Meath S.F.C.
- Season: 1887
- Champions: Dowdstown
- Relegated: None
- All Ireland S.F.C.: Dowdstown Commercials 3-2, 0-2 Dowdstown
- Matches: 11

= 1887 Meath Senior Football Championship =

The 1887 Meath Football Championship was the first edition of the Meath GAA's premier inter-county Gaelic football tournament, for the 12 clubs that chose to participate. The final was played on Sunday 17 April 1887, with Dowdstown (later to become Walterstown) winning by 1–0 to 0–0 against Kells. Unlike later Meath Football Championships, there were no groups and it was an open draw.

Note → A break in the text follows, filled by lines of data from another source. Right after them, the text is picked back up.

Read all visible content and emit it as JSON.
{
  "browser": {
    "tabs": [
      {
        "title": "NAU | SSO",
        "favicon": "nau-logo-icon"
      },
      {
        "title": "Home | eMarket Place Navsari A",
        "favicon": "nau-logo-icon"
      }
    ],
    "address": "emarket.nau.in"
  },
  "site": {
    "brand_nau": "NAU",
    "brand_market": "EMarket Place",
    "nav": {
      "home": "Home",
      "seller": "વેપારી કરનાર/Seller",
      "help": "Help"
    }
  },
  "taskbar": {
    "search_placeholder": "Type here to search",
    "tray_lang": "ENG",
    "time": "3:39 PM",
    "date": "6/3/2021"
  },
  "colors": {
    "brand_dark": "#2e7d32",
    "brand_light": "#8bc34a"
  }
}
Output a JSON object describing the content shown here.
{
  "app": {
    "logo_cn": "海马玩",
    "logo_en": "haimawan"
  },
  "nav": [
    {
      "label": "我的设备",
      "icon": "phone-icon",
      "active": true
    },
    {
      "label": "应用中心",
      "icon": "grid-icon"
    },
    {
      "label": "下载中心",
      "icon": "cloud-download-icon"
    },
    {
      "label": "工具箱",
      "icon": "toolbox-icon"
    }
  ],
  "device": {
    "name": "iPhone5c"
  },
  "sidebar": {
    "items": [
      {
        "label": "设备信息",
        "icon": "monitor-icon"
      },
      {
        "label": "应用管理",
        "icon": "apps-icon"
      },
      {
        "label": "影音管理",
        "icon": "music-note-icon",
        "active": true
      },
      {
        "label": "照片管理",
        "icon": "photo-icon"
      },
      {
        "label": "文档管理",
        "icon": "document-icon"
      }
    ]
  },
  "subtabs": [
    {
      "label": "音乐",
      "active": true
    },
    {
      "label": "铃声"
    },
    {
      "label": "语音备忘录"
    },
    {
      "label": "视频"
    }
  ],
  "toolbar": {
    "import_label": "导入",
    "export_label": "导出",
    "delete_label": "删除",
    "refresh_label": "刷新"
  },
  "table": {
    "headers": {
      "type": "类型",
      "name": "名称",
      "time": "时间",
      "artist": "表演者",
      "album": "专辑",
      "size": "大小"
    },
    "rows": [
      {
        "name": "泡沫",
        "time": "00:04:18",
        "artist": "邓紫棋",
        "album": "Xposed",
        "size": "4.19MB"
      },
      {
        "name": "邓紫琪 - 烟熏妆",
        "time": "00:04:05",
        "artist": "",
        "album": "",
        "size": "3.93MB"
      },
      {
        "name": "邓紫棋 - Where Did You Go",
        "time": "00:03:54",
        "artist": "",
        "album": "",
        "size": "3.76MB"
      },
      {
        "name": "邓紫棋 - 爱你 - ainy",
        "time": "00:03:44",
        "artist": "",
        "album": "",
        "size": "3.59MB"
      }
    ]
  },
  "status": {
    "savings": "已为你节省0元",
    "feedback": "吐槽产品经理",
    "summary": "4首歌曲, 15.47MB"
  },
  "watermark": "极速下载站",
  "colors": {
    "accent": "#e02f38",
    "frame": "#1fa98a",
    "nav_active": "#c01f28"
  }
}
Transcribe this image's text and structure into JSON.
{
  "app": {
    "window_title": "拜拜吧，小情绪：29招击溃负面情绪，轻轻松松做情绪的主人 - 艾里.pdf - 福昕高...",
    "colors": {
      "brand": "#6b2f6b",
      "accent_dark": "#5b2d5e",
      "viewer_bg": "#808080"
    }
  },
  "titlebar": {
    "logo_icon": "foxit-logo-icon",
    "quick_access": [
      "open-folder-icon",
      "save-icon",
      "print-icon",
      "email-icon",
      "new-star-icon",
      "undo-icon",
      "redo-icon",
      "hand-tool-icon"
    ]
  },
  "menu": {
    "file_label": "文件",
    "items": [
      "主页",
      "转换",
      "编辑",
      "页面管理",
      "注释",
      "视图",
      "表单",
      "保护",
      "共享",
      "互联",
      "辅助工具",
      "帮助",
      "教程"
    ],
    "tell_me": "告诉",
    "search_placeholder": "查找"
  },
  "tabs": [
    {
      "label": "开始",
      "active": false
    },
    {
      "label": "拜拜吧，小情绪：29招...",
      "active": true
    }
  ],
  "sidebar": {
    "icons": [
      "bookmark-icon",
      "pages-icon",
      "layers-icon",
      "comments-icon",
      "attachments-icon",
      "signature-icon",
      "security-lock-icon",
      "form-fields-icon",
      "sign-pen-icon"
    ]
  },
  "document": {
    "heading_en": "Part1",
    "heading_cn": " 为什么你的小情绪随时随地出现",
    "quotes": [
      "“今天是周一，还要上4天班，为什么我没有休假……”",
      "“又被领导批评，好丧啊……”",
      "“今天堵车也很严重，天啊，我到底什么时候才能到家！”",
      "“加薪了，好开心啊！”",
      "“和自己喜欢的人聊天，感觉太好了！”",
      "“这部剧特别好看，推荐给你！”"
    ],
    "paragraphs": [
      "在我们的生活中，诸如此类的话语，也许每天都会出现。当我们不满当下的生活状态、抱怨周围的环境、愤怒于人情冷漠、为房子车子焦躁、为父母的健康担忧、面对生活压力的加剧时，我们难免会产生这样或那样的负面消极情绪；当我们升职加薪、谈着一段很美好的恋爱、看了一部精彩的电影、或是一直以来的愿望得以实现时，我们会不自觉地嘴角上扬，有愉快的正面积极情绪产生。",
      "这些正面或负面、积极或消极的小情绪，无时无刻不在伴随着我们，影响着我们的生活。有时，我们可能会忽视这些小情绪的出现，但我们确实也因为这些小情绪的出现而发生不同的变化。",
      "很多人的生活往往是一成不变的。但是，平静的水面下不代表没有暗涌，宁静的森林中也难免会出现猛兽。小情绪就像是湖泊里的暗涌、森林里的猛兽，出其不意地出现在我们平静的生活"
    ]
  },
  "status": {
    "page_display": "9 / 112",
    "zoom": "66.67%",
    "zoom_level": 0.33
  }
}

Dowdstown, as county champions, went on to represent Meath in the 1887 All-Ireland Senior Football Championship, also the first All-Ireland Championship, but lost to Commercials of Limerick in the first round.

==Format==
The 1887 championship was held as an open-draw knockout tournament.

==Participating clubs==
The clubs that chose to participate were:

| Club | 1887 championship position |
|---|---|
| Donecarney | semi-final |
| Donore | round one |
| Dowdstown | champions |
| Grangegeeth | round two |
| Kells | runners-up |
| Kilbeg | round two |
| Marywell | round one |
| Mullagh | round one |
| Rathkenny | round one |
| Stackallen | round one |
| Yellow Furze | round one |

==Results==
In 1887 point posts flanked the goalposts. A forfeit point was awarded to the opposition when a defender kicked the ball over his own end line. Forfeit points were counted when the scores were level at the end of the game. A forfeit point is represented as 0-0-1 (Goal-Point-Forfeit).

===First round===
13 March 1887
Mullagh 0-6 - 0-8 Kilbeg
----
13 March 1887
Stackallen 0-3-0 - 2-20-6 Kells
----
13 March 1887
Marywell L - W Kilmessan
----
13 March 1887
Yellow Furze 0-0-0 - 0-7-2 Dowdstown
----
13 March 1887
Rathkenny 0-0-1 - 1-1-1 Grangegeeth
----
13 March 1887
Donore 0-1 - 1-2 Donecarney

===Second round===
1887
Grangegeeth 0-0-0 - 0-2-1 Doncarney
----
1887
Dowdstown 0-1 - 0-0 Kilmessan
----
1887
Kilbeg 0-0-0 - 0-13-5 Kells
----

===Semi-final===
1887
Dowdstown W - L Donecarney

===Final===
17 April 1887
Dowdstown 1-0 - 0-0 Kells

Kells objected to the result maintaining that the Dowdstown goal was unjustly scored. A subsequent County Committee meeting did not accept the objection. Kells submitted the dispute to the Central Executive. No record can be found of the result of this objection other than Dowdstown were eventually declared winners of the 1887 Meath Football Championship.